Indonesian state-backed construction companies like Adhi Karya, Waskita Karya and Wijaya Karya, are increasingly active in the Gulf, Saudi Arabia, Libya, Morocco and Algeria. Somali Trade Minister Abdirashid Mohamed Abdi said, "With many of our construction experts working abroad due to the instabilities that our country has been experiencing, we will require support from Indonesia, which is why construction materials that Indonesia exports will be given a 0 percent tariff rate."

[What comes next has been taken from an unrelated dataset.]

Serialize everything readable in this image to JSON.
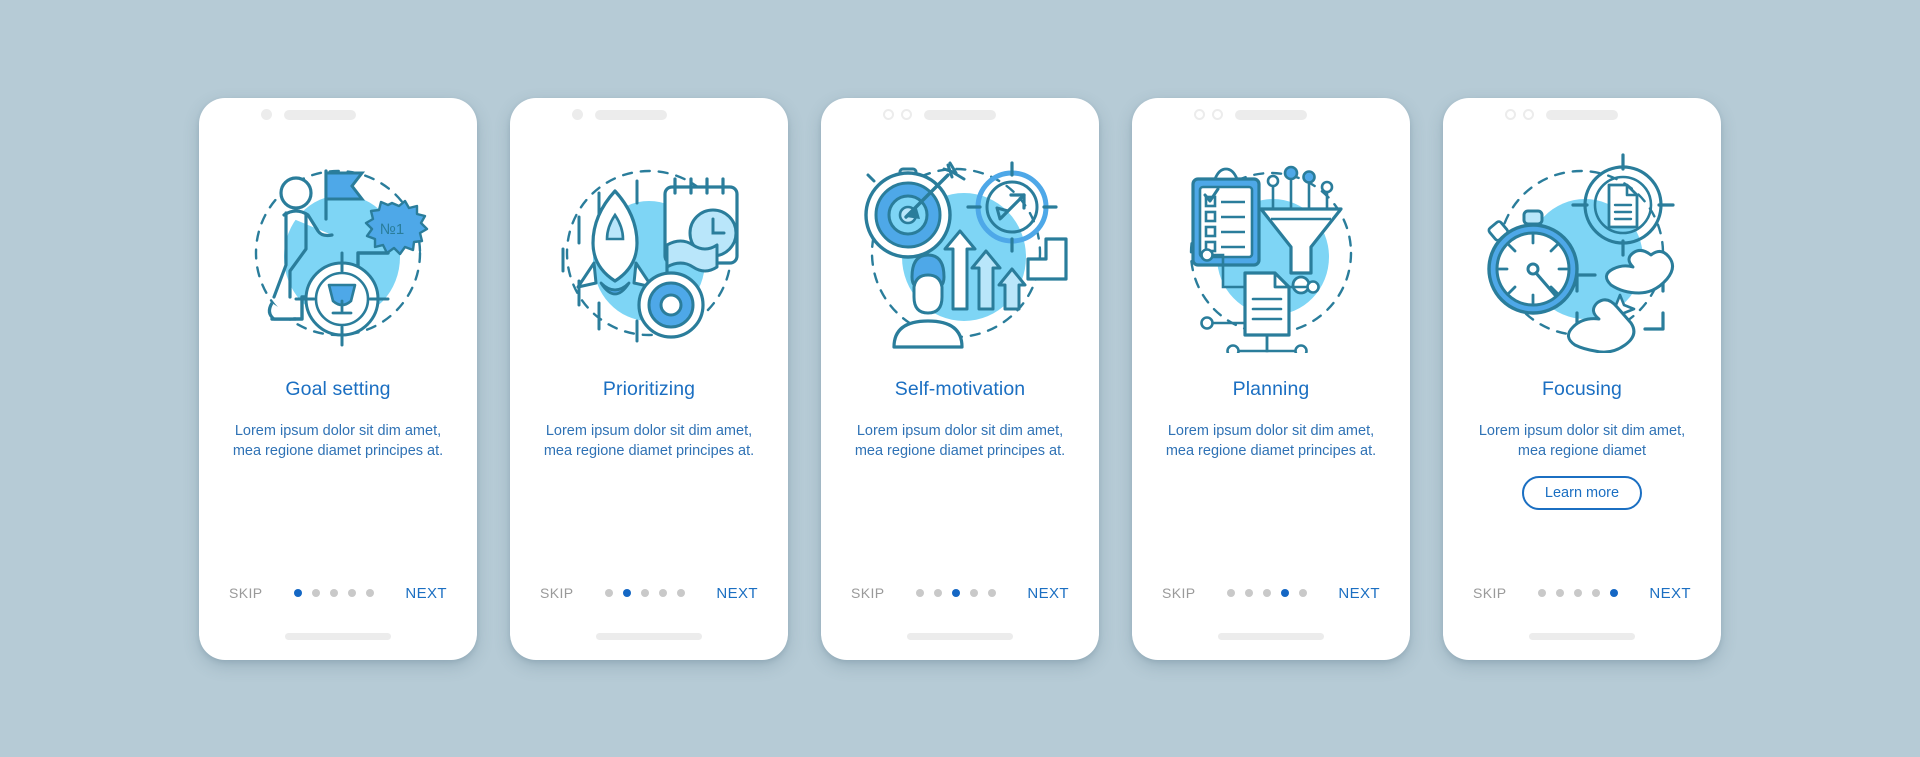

Juniman, an economist at PT Bank Internasional Indonesia, praised the Yudhoyono government for its efforts to penetrate new markets in East Africa but warned about security issues, especially maritime piracy. But there is a thread of logic in an emerging Indonesian foreign and trade policy that will engage non-traditional markets and use the Indonesian comparative advantage arising from its status in and commitment to the Organization of Islamic Congress.
The fact is that the biggest majority-Muslim nation in the world is on the move and its sheer economic weight, potentially the seventh largest economy in the world by 2040, could make it increasingly significant in the deployment of the soft power needed to consolidate global Muslim modernization across the diversity of the ummah – the global Muslim community.
If that were to mean that an Indonesian frigate should join the multilateral force on pirate patrol off the coast of Somalia, or that Indonesian troops might eventually end up as UN blue-helmet peace keepers in Afghanistan, Somalia or Yemen, alongside Turkish or Jordanian troops, then that would be no bad thing. Better the West pay for the blue helmets and equipment that are needed, than set itself up as the target and recruiting agent for extremists.
If the World Bank economist Timothy Bulman is right, Indonesia could soon be galloping along with growth rates reminiscent of those during the Suharto era, at 7 or 8 percent growth a year. "The real economy has returned back to solid growth”, he was quoted in local media as telling a seminar of the Institute for Development of Economics and Finance.
It appears to be time to use the growing economic weight of Indonesia, with its 230 million people, to help make progress in Africa and in the Arab and Muslim world. It is sorely needed.
Terry Lacey is a development economist who writes from Jakarta on modernization in the Muslim world, investment and trade relations with the EU and Islamic banking.